EgyptAir MS804: Damaged voice recorders to be sent to France for repair as data extraction fails
BEA experts will work on extracting data from the black boxes which have been damaged by salt deposits.
The damaged black boxes of the doomed EgyptAir flight MS804 that crashed into the Mediterranean Sea on 19 May 2016 will be sent to France for repairs, as investigators in Alexandria fail to extract information from its memory chips. Following repairs, the black boxes will then be returned to Egyptian authorities, according to reports on Thursday (23 June).

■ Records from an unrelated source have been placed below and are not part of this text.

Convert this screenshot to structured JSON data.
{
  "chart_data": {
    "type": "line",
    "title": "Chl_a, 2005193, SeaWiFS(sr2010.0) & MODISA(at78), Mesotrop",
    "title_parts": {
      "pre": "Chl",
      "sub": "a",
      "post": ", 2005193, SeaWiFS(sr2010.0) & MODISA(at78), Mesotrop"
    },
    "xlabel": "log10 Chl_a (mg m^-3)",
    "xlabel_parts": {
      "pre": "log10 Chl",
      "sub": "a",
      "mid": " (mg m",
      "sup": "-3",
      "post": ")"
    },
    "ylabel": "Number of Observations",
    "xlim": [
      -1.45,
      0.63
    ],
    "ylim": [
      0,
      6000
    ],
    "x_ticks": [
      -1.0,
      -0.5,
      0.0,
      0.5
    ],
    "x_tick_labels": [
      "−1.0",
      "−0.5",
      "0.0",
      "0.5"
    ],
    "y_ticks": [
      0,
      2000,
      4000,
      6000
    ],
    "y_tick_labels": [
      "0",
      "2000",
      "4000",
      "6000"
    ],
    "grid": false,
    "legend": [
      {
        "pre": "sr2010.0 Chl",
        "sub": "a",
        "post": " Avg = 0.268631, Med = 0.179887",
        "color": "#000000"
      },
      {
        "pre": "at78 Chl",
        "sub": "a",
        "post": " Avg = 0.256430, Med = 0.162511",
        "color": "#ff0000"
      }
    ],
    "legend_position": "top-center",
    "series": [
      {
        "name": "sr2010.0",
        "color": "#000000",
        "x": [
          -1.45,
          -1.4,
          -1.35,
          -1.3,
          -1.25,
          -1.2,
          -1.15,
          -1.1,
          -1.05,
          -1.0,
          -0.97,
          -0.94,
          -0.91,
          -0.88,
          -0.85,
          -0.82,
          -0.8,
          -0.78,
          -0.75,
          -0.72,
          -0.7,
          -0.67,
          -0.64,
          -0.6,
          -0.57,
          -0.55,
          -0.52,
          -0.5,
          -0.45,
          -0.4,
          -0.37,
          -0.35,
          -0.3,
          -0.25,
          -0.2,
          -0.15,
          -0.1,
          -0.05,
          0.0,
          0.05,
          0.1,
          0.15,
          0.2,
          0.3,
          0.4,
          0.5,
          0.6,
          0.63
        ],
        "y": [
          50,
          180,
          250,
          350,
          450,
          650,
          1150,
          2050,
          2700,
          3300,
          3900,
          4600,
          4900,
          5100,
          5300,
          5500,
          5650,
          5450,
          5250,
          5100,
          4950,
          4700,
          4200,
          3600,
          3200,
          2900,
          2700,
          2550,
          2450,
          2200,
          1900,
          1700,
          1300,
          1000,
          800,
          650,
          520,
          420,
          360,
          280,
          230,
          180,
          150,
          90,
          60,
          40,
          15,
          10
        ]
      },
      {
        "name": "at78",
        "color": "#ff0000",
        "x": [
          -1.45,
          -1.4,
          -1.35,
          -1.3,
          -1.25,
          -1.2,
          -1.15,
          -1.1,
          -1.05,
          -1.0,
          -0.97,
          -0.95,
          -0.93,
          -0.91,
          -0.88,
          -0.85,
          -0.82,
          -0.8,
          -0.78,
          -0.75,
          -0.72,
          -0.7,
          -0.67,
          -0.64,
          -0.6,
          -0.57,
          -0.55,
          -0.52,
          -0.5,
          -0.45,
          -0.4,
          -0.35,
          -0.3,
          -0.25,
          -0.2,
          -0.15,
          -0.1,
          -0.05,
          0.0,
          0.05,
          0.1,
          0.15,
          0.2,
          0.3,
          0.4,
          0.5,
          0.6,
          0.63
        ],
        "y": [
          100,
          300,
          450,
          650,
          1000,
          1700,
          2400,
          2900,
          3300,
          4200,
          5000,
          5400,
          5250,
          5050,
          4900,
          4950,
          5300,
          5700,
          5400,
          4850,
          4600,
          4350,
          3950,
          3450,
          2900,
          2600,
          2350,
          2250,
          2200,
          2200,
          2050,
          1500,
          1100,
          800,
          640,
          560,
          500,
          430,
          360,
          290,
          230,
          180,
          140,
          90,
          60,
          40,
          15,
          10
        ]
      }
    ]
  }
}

Investigators are hoping that the data from the memory chips of the black boxes will prove vital in revealing the actual cause of the crash. All the 66 people on board the flight from Paris to Cairo were killed after the plane crashed went off radar over the eastern Mediterranean and crashed.
The Egyptian investigating committee said on Thursday (23 June) that the two recorders– the CVR (cockpit voice recorder) and FDR (flight data recorder) – will be flown to the France-headquartered Bureau of Enquiry and Analysis for Civil Aviation Safety (BEA) next week where experts will work on extracting data and remove salt deposits from them.
The committee also added that French experts would join in its efforts to retrieve human remains from the sea. Earlier, remains of the doomed flight were recovered some 290km (180 miles) north of the Egyptian port city of Alexandria.
The plane had gone off radar without sending any distress call. Meanwhile, a specialist vessel is continuing its search to locate the plane's wreckage, the BBC reported.